Film: Seven Psychopaths (2012)
Stars: Colin Farrell, Sam Rockwell, Christopher Walken, Woody Harrelson, Abbie Cornish, Tom Waits
Director: Martin McDonagh
Oscar History: None
Snap Judgment Ranking: 4/5 stars

For those who missed it four years ago, In Bruges was a comic gem of the highest order-one of those films you laugh the entire way through, and suddenly realize you're watching every single year, even if it didn't make your Top 5 for the year.  Martin McDonagh, who wrote and directed both films, clearly has seen the films of Quentin Tarantino and Guy Ritchie, but his films are a bit more retrospective, more character-piece than style exhibition.  Seven Psychopaths is a sometimes slightly confusing meta-adventure, but it will have you constantly proclaiming "ohhhhh!" and laughing, sometimes at wonderfully inappropriate times.

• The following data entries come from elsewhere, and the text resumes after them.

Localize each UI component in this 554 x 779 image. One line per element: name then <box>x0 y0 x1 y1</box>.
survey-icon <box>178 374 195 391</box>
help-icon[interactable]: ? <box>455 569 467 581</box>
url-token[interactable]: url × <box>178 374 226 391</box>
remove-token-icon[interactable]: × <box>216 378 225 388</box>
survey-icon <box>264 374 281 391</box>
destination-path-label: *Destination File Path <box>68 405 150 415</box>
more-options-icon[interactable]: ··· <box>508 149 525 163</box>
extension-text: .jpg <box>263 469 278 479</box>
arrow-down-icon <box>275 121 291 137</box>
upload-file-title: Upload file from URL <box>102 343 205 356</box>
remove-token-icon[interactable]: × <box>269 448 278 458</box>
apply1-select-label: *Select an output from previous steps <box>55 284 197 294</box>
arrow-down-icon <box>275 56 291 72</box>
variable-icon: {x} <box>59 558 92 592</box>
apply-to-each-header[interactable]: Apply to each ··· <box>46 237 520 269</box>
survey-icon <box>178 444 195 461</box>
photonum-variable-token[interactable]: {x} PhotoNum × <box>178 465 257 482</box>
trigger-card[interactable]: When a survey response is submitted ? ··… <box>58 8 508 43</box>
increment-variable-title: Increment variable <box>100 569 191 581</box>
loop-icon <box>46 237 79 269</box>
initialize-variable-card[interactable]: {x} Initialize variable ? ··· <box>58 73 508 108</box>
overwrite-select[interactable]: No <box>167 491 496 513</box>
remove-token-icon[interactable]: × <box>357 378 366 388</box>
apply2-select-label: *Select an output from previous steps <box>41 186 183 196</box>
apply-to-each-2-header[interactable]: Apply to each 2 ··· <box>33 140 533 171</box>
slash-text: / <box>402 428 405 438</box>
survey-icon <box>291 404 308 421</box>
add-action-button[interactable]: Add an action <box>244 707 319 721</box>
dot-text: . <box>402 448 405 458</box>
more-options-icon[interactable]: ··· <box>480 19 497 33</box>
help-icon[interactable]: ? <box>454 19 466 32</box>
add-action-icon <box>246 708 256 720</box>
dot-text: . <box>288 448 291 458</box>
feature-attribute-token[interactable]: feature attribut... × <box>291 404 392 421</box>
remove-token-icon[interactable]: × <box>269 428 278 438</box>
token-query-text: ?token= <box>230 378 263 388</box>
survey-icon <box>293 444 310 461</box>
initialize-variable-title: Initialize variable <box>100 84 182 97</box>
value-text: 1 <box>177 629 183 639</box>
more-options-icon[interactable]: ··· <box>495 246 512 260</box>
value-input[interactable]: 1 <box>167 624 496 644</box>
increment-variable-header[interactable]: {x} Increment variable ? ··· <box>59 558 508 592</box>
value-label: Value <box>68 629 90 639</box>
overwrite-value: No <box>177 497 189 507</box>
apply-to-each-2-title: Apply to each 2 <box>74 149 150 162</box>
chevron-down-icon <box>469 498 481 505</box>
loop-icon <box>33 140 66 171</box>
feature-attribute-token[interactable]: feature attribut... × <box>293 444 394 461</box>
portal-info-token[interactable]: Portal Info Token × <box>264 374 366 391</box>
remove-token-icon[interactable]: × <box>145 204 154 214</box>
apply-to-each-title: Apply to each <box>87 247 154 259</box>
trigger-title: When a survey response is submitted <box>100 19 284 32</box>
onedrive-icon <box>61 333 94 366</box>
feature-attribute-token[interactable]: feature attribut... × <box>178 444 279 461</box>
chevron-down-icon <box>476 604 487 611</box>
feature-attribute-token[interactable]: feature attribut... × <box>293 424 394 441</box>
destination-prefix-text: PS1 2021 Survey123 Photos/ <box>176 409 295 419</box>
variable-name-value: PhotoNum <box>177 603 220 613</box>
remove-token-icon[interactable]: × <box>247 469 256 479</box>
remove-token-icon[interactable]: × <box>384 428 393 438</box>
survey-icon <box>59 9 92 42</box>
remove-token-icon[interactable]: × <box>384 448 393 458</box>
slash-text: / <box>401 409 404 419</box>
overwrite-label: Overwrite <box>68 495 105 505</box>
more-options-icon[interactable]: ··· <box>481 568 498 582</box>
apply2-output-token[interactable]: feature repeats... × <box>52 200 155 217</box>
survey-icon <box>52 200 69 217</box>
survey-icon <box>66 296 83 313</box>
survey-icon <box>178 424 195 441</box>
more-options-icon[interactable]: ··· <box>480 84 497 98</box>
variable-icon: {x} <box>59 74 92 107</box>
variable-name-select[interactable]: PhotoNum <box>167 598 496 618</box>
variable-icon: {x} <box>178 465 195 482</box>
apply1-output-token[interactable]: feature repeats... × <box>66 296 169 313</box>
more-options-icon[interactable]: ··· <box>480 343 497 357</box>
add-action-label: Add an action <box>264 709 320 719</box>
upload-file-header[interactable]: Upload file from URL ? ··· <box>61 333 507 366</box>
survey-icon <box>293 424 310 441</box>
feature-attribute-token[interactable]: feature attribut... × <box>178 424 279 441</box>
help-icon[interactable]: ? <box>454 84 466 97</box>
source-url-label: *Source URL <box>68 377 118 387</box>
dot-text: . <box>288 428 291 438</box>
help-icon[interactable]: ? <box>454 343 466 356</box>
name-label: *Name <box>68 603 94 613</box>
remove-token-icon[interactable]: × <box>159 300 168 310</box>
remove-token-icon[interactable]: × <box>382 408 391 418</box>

The film tells the tale of a talented writer struggling with writer's block and alcoholism (Farrell, playing a character named Marty, and one has to wonder how many similarities McDonagh included about himself here).  Farrell, an actor who showed immense range in In Bruges and Tigerland, despite his otherwise checkered filmography, plays the role rather well-Farrell is great at comedy, and is a fabulous straight man in the movie.  The slowly turning salt-and-pepper hair and the leaner frame for Farrell works for one of the sexiest men in filmdom, and while he's not quite at the (in my opinion, Oscar-worthy) level he was in In Bruges, this is easily the best thing he's done since that film.  Farrell is surrounded by a constantly peeved girlfriend (Cornish, in a thankless role) and his loser best friend Billy (Rockwell, who gets a lot of legroom here and fits right into McDonagh's world).  Billy, along with his friend Han (Walken), are petty dog-kidnappers (kidnapping dogs and then collecting the reward money) and they eventually kidnap Charlie's (Harrelson) dog, whom he is unnaturally attached to and is willing to murder his way back toward.

The film counts down a number of psychopaths, and at this point I should include the spoiler alert, as it's worth noting that the seven psychopaths slowly come together from their disconnected beginnings.  I'm not going to count down all of them, though I will say that the first one, the Jack of Diamonds killer, gets one of the most fascinating introductions of the seven when, in the opening scenes, we're treated to a Boardwalk Empire reunion with Michael Pitt and Michael Stuhlberg, seemingly too big of character actors to get iced so soon into the film, both getting shot in the heads by a killer to be revealed later.  The film has a lot of fun with cameos throughout the movie-later in the film, we're given some wonderfully cast work by an hilarious Gabourey Sidibe (can someone write her another script as good as Precious, pretty please?) and some silent glares from veteran character actor Harry Dean Stanton.

The movie continues on, giving us plenty of backstory on the characters, and a lot of the story is told by a meandering narrative, as the movie is both the actual story and the story that Farrell is writing in his head.  Several of the psychopaths (well, in the end we learn, one of the psychopaths) are fictional, and so we see their backstories and it is a confusing meta-game of whether the characters are leading their own destinies through the script or the script is leading them to their next plot point.  When Farrell's Marty says that they are just going to stay in the desert and talk in the movie he's writing, the three main characters stay in the desert until someone decides otherwise.

The acting is top notch across the board (though the comment about Marty not writing strong parts for women is true of McDonagh himself, Linda Bright Clay's great final scene being the exception).  Farrell, Harrelson (good, but not the brilliance that Ralph Fiennes reached in McDonagh's other film), and Rockwell (whom I'm not always a fan of) all toe the fine line between realistic and crazy so well that you never feel like any of them are chewing the scenery.  The best performances, though, belong to Waits and Walken.  Neither actor is particularly averse to playing a nut job, but both give a great sincerity to their characters and show a worn quality that I admired.  Neither actor is a young man, and their characters have lived long enough to not be off-put by their own idiosyncrasies and personal tics.  Make sure and stick around for after the credits to see one of these two men get some fun last jokes.

All-in-all, I'm a fan, and recommending it to anyone who can still catch it before it leaves theaters.  I'd say it plays just as well on DVD, which it does, but going to a theater would help improve the box office and we all want more movies like this, so shell out the $10 and hit the local AMC.  And for those of you who saw it-what'd you think?  Who was your favorite psychopath?  Are you also a fan of Colin Farrell's new hair?  And what do you hope McDonagh does next?